Стандартная ситуация встречи слушателя с академической музыкой сегодня — концертный зал. Устройство концертных залов — целая наука, в которой есть свои специалисты. Один из самых известных инженеров-акустиков XX века Лео Беранек говорил: «Ощущения от исполнения Мессы Баха си минор, Девятой симфонии Бетховена или Восьмой симфонии Малера диктуются не только качеством оркестрового исполнения и свежестью дирижерской интерпретации. Во многом они зависят от динамических характеристик концертного зала: от того, насколько ярко само пространство откликается на нежные пианиссимо и торжественные фортиссимо»[317]
.Вот что это значит в переводе с образного языка на конкретный — звук имеет свойство отражаться от стен, и характер отражения зависит от трех параметров:
• размер помещения: чем оно больше — тем больше эхо;
• форма помещения: от нее зависит направление отраженного сигнала;
• отделка стен: разные материалы дают разные отражения.
С размером все понятно: камерная музыка может прозвучать и в небольшом зале комнатного типа, большая симфоническая форма (особенно в ее экстремальных, позднеромантических вариантах, например у Малера, Шостаковича) требует пространства соответствующего масштаба.
Форма зала по возможности не должна быть круглой — иначе звук будет с равной силой отражаться от всей поверхности стены и «гулять», вместо того чтобы вовремя стихнуть. Иногда эта акустическая особенность круглых помещений используется намеренно, например в Шепчущей галерее собора Св. Павла в Лондоне. Если здесь что-то прошептать, вас услышат на расстоянии 35 метров. Но для музыки такое эхо губительно: сложная оркестровка рискует превратиться в то, что музыканты и звукорежиссеры называют емким словом «каша». Когда же форма зала прямоугольная, то лишние отзвуки нивелируются.
Если форма зала определяет направление отражений, то отделка влияет на их силу: мягкое покрытие поглощает звук, твердое — отражает. Попробуйте бросить мячик в стену: если она обита толстым слоем мягкого материала, например войлока, энергия броска будет погашена — снаряд отлетит недалеко.

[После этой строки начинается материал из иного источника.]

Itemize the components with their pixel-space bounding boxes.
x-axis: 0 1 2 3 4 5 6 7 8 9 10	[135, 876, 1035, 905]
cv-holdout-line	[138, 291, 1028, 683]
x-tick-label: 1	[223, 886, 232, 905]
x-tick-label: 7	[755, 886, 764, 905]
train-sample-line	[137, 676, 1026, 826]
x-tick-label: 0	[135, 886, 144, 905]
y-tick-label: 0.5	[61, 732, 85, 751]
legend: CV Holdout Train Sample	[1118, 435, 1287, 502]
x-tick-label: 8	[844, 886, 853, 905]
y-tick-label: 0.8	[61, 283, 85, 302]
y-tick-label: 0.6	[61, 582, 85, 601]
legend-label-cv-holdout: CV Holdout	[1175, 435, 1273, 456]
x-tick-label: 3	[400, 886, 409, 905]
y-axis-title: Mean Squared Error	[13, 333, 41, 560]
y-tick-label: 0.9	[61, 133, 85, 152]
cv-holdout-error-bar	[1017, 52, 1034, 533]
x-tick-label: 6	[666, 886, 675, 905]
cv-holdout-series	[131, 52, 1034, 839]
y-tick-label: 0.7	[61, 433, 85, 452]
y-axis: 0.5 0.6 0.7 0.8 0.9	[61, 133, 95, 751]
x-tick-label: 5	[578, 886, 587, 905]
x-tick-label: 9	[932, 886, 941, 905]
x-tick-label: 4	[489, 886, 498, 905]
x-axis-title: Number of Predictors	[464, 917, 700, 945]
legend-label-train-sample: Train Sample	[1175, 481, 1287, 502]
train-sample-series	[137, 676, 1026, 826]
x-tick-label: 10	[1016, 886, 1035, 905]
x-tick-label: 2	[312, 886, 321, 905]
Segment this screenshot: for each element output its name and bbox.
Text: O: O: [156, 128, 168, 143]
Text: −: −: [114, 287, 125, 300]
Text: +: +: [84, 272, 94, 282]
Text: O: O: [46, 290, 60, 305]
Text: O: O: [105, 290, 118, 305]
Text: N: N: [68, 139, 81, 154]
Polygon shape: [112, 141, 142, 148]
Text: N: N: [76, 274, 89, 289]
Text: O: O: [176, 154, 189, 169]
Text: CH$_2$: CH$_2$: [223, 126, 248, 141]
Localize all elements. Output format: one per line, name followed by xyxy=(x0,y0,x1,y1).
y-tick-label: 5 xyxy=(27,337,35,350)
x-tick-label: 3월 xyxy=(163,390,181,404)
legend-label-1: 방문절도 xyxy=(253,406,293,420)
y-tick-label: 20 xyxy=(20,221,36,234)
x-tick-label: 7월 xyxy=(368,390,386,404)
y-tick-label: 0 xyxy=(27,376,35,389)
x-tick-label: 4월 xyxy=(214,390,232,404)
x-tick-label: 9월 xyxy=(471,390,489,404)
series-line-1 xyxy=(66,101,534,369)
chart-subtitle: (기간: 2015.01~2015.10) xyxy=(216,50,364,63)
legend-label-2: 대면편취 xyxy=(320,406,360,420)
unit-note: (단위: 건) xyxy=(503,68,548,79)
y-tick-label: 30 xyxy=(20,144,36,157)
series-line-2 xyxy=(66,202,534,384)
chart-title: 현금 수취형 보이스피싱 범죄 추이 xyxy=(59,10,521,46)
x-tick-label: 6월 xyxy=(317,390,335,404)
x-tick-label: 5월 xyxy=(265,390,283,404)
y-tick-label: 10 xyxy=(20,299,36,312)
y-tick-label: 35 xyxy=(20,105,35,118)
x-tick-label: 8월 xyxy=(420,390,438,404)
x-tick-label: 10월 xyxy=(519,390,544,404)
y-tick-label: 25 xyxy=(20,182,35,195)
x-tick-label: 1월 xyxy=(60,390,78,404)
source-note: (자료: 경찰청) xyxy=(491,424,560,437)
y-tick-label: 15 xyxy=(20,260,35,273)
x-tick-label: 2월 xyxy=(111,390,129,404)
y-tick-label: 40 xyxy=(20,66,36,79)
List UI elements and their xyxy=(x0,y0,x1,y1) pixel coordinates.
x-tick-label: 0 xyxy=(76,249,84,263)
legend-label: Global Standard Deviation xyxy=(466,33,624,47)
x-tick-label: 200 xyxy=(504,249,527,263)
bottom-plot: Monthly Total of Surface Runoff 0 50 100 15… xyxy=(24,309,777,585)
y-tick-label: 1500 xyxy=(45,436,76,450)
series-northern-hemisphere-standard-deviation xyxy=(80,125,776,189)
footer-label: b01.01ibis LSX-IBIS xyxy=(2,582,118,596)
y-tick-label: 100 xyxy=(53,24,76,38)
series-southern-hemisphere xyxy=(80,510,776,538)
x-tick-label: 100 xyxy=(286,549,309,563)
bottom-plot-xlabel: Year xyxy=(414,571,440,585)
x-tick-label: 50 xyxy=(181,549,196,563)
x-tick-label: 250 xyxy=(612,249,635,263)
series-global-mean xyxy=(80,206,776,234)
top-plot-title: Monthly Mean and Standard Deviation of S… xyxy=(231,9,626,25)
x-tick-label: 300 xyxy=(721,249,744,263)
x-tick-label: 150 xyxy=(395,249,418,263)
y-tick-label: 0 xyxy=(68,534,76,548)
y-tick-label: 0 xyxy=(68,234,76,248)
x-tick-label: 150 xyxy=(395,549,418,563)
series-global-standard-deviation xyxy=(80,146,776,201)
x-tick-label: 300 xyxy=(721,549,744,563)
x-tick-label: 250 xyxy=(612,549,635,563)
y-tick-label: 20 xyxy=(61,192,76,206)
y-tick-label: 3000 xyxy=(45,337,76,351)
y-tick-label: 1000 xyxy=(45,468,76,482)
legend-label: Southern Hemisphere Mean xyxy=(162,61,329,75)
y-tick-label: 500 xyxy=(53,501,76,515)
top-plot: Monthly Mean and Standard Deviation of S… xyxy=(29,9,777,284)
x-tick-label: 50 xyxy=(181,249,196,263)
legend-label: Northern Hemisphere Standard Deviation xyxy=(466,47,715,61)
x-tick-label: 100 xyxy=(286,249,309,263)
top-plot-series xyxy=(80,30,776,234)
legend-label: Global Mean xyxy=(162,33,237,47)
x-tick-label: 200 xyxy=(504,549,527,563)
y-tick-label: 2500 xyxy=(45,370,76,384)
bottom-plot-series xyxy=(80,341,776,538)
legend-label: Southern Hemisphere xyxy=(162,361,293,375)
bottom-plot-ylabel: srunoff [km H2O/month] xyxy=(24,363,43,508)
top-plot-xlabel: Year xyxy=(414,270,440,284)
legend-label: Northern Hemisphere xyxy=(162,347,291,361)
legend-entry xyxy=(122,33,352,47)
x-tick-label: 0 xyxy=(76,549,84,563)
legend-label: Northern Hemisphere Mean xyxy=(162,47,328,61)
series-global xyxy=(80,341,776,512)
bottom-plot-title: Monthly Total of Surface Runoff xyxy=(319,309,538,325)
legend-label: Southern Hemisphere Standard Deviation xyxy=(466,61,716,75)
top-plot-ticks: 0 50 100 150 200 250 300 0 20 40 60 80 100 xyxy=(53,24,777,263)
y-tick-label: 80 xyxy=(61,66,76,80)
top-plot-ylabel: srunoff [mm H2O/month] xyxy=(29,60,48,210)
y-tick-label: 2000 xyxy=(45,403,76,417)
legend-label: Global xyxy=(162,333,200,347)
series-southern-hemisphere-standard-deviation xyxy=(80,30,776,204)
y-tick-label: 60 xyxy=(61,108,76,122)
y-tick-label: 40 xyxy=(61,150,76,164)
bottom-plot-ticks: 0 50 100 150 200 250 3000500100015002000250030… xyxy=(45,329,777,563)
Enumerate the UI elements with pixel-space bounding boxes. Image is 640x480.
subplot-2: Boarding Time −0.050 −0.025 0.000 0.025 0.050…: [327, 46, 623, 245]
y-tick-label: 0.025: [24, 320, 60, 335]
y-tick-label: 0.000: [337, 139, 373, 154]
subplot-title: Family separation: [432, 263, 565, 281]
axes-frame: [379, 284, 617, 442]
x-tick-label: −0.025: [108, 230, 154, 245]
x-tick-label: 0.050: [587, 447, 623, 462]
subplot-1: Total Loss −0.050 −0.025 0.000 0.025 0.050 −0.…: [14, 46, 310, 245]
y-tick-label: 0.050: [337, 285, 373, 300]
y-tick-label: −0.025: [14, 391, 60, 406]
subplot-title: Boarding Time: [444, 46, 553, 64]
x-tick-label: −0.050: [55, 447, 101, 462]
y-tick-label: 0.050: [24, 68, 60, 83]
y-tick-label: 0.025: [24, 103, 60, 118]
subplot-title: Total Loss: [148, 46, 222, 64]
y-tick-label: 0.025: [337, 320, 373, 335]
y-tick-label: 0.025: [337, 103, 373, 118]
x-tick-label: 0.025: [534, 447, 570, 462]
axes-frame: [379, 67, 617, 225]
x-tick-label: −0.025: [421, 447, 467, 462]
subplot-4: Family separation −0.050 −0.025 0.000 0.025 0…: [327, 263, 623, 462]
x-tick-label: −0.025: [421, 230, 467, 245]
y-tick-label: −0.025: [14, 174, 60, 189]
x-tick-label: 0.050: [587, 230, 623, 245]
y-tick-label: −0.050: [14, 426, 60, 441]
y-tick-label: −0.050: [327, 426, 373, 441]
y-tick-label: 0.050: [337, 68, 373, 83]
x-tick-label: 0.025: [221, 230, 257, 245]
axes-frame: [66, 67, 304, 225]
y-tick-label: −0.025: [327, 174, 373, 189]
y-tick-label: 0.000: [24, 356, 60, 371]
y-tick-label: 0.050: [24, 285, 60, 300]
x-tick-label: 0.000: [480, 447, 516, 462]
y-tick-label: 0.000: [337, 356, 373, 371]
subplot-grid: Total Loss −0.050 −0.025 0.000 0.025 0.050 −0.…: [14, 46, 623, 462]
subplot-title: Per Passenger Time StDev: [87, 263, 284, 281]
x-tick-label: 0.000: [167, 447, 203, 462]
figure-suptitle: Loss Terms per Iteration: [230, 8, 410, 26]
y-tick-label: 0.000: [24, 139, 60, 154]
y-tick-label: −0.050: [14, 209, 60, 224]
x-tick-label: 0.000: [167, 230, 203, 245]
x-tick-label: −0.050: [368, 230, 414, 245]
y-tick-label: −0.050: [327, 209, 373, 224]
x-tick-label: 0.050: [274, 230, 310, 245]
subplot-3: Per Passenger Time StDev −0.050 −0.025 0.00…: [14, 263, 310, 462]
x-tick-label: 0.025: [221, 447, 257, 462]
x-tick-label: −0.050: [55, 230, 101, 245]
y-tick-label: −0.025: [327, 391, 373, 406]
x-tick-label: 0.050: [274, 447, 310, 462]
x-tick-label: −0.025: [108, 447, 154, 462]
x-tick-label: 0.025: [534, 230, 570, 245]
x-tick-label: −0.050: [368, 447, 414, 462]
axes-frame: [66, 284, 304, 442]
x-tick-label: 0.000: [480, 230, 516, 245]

Если же стена будет деревянной или, пуще того, каменной, то мяч отскочит прямо к вам. Что-то подобное происходит и со звуковыми волнами: дерево дает красивое, ровное отражение, камень же отражает сильнее — и если пространство узкое, то на выходе неизменно получается глуховатый, пещерный звук.
Большинство популярных концертных залов всего мира построены с учетом этих нюансов. Но билет на концерт еще не гарантирует идеального звучания — в разных точках зала звук тоже будет разным: отражения распределяются неравномерно. Звукорежиссер Софья Кругликова рассказывает: «Почему партер считается дорогим местом? Потому что там соотношение прямого сигнала и отраженных реверберационных полей идеальное. Как только вы уходите вглубь зала, ближе к стенкам, вы получаете больше реверберации, оказываясь за пределами так называемого диффузного поля. Реверберации становится больше, а самого оркестра меньше — и качество восприятия хуже. Те, кто сидят на галерке, слышат отраженные сигналы, гул помещения, накопленные реверберации и меньше прямого сигнала от инструментов»[318]
.Здесь, конечно, можно было бы пофантазировать о том, что знатным посетителям итальянских опер с чадами и домочадцами, которые располагались, как правило, в боковых ложах театральных залов, тогда как места в партере отдавались бедноте, музыка просто была неинтересна и театр был модным местом встречи, ведь им доставались акустически не лучшие места. Но правда в том, что обычаи, размеры и акустические особенности залов были другими.
Еще один вариант живого, неконцертного слушания музыки (если точнее — хитрой комбинации иллюзии живого присутствия и «неживого» слушания) не так давно придумали в Европе, это практика трансляций концертов из разных залов мира в кинотеатрах всей планеты. Акустика в них далека от идеала живого звучания, но используется технология объемного звука
Пластинка, диск, файл
Что делать, если поблизости не идет концерт? У меломанов XVIII–XIX веков был ответ на этот вопрос: музыку играли дома, игра на музыкальных инструментах входила в обязательный набор умений образованного человека и практически приравнивалась к чтению, счету и письму. Отсюда великое множество переложений оркестровых произведений для клавира: транскрипции делали и сами композиторы, и члены их семей (в этом преуспела, например, жена Николая Римского-Корсакова Надежда Николаевна). В чем-то транскрипция — это паллиативное решение, в чем-то — новая версия оригинала, существующая в другом — домашнем или салонном — измерении. Впрочем, многие такие транскрипции из домашнего, камерного романтического обихода перешли в концертный и стали хрестоматийной частью репертуара.